Hospitality Across Generations: Move Over Black Tie, Hello Blue Jeans!
By Rob Rush CEO, LRA Worldwide | April 08, 2011
The first sign of the times, you ask? Perhaps it was back in 2006 when Ritz-Carlton looked in the mirror and realized that "Ladies and Gentlemen serving Ladies and Gentlemen" didn't exactly apply to a 32-year-old CEO in jeans and a t-shirt. In a nod to the changing demographics of those who consumed "luxury," Ritz loosened up a bit, recognizing the need for a generational component to its time-honored and revered operational and guest service standards.
That shifting mindset has only grown in our industry, as virtually every facet of a hotel operation has needed to step back and take a look at how it does business based on ever-widening generational needs. A byproduct of this trend, of course, has been the proliferation of brands aspiring to a laser-like focus on the language and needs of one specific generation; however, those who can rely on that true niche strategy are few and far between. Most of us need all the bodies we can get, whether they use Western Union or Wi-Fi.

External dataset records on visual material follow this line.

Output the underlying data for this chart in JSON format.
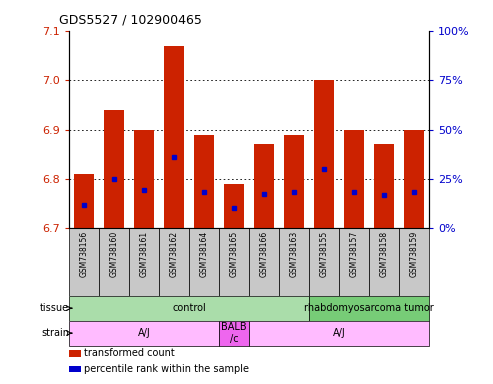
{
  "title": "GDS5527 / 102900465",
  "samples": [
    "GSM738156",
    "GSM738160",
    "GSM738161",
    "GSM738162",
    "GSM738164",
    "GSM738165",
    "GSM738166",
    "GSM738163",
    "GSM738155",
    "GSM738157",
    "GSM738158",
    "GSM738159"
  ],
  "bar_tops": [
    6.81,
    6.94,
    6.9,
    7.07,
    6.89,
    6.79,
    6.87,
    6.89,
    7.0,
    6.9,
    6.87,
    6.9
  ],
  "bar_bottom": 6.7,
  "blue_positions": [
    6.748,
    6.8,
    6.778,
    6.845,
    6.773,
    6.742,
    6.77,
    6.773,
    6.82,
    6.773,
    6.768,
    6.773
  ],
  "ylim_left": [
    6.7,
    7.1
  ],
  "yticks_left": [
    6.7,
    6.8,
    6.9,
    7.0,
    7.1
  ],
  "yticks_right": [
    0,
    25,
    50,
    75,
    100
  ],
  "grid_yticks": [
    6.8,
    6.9,
    7.0
  ],
  "bar_color": "#cc2200",
  "blue_color": "#0000cc",
  "bg_sample_labels": "#c8c8c8",
  "tissue_labels": [
    {
      "label": "control",
      "start": 0,
      "end": 8,
      "color": "#aaddaa"
    },
    {
      "label": "rhabdomyosarcoma tumor",
      "start": 8,
      "end": 12,
      "color": "#77cc77"
    }
  ],
  "strain_labels": [
    {
      "label": "A/J",
      "start": 0,
      "end": 5,
      "color": "#ffbbff"
    },
    {
      "label": "BALB\n/c",
      "start": 5,
      "end": 6,
      "color": "#ee66ee"
    },
    {
      "label": "A/J",
      "start": 6,
      "end": 12,
      "color": "#ffbbff"
    }
  ],
  "legend_items": [
    {
      "color": "#cc2200",
      "label": "transformed count"
    },
    {
      "color": "#0000cc",
      "label": "percentile rank within the sample"
    }
  ],
  "bar_width": 0.65
}
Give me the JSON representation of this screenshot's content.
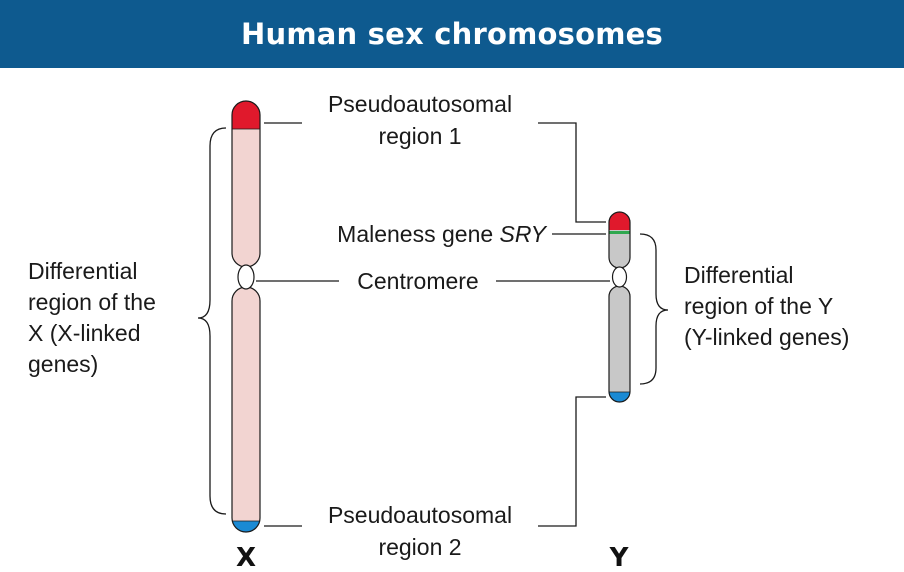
{
  "header": {
    "title": "Human sex chromosomes"
  },
  "labels": {
    "par1_line1": "Pseudoautosomal",
    "par1_line2": "region 1",
    "par2_line1": "Pseudoautosomal",
    "par2_line2": "region 2",
    "sry_prefix": "Maleness gene ",
    "sry_gene": "SRY",
    "centromere": "Centromere",
    "diff_x": [
      "Differential",
      "region of the",
      "X (X-linked",
      "genes)"
    ],
    "diff_y": [
      "Differential",
      "region of the Y",
      "(Y-linked genes)"
    ],
    "x_chrom": "X",
    "y_chrom": "Y"
  },
  "colors": {
    "header_bg": "#0e5a8f",
    "x_body": "#f2d4d1",
    "y_body": "#c8c8c8",
    "par1": "#e0192c",
    "par2": "#1a8ad4",
    "sry_band": "#2fa84f"
  }
}
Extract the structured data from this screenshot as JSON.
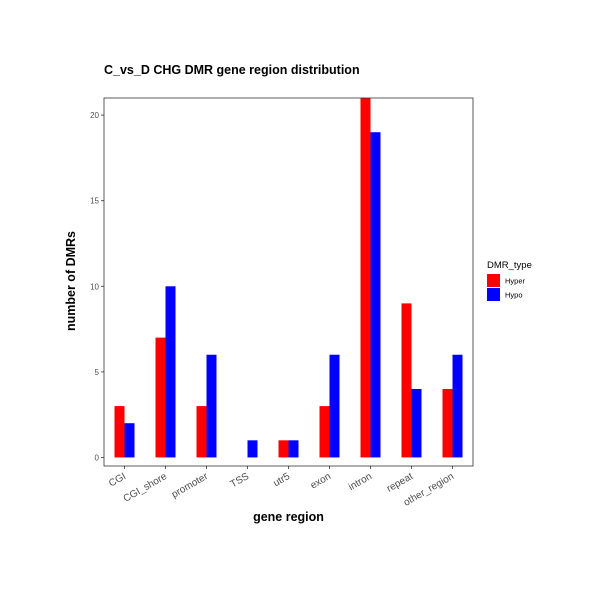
{
  "chart_data": {
    "type": "bar",
    "title": "C_vs_D  CHG  DMR  gene region  distribution",
    "xlabel": "gene    region",
    "ylabel": "number    of    DMRs",
    "categories": [
      "CGI",
      "CGI_shore",
      "promoter",
      "TSS",
      "utr5",
      "exon",
      "intron",
      "repeat",
      "other_region"
    ],
    "series": [
      {
        "name": "Hyper",
        "color": "#ff0000",
        "values": [
          3,
          7,
          3,
          0,
          1,
          3,
          21,
          9,
          4
        ]
      },
      {
        "name": "Hypo",
        "color": "#0000ff",
        "values": [
          2,
          10,
          6,
          1,
          1,
          6,
          19,
          4,
          6
        ]
      }
    ],
    "ylim": [
      -0.5,
      21
    ],
    "yticks": [
      0,
      5,
      10,
      15,
      20
    ],
    "legend": {
      "title": "DMR_type",
      "position": "right"
    },
    "grid": false
  }
}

Full disclosure here for a moment - take my credentials on this subject with a grain of salt. I don't tweet, I don't "friend," and I'm barely Linked In. But I have a fairly keen sense of what impacts the customer and employee experience. For the first time ever, four generations are actively represented in the workforce, and given that "65 is the new 55" and that 401Ks have withered in the last 18 months, a fifth generation is certainly still a consideration as both employee and certainly as a vigorous and active consumer. For the record, the generations in question are:
- Traditionalists (1915-1945)
- Baby Boomers (1946-1955)
- Trailing Edge Baby Boomers (1956-1964)
- Gen-Xers (1965-1981)
- Millenials (1982-2001) (1)
Without a doubt, this changes the way we market, sell, operate and train, forcing everyone to realize that there may be no "best" way to do things that we had previously taken for granted. Instead, we must collectively come to grips with the realization that there are multiple constructions of what is "best," depending on the activity and the audience.
Sales & Marketing
Be careful of what you think you know and how you might have stereotyped the generations outlined above. While it is clear that Gen-Xers and especially Millenials (or "Gen-Y") consume their information via a range of media , with few limitations on when or where that digestion takes place, it would be foolhardy to assume that the old guard is still tethered to the newspaper and a landline. Most studies place internet usage – in its varied forms – for Traditionalists at 33-percent; that number rises above 50-percent if you just look at the younger end (62-71) (2) of that spectrum. In keeping with that thought, this older group is no longer looking to be tucked away someplace to play shuffleboard; once again, with "65 as the new 55," these folks are looking to be challenged and expand their horizons via travel and hospitality and should be marketed accordingly. Likewise, it would be unwise to assume that this group is retired, as "semi-retirement" is becoming a more realistic state of being given the desire of this generation to stay engaged in some form of work... and quite possibly the need to do so based on the current economic landscape.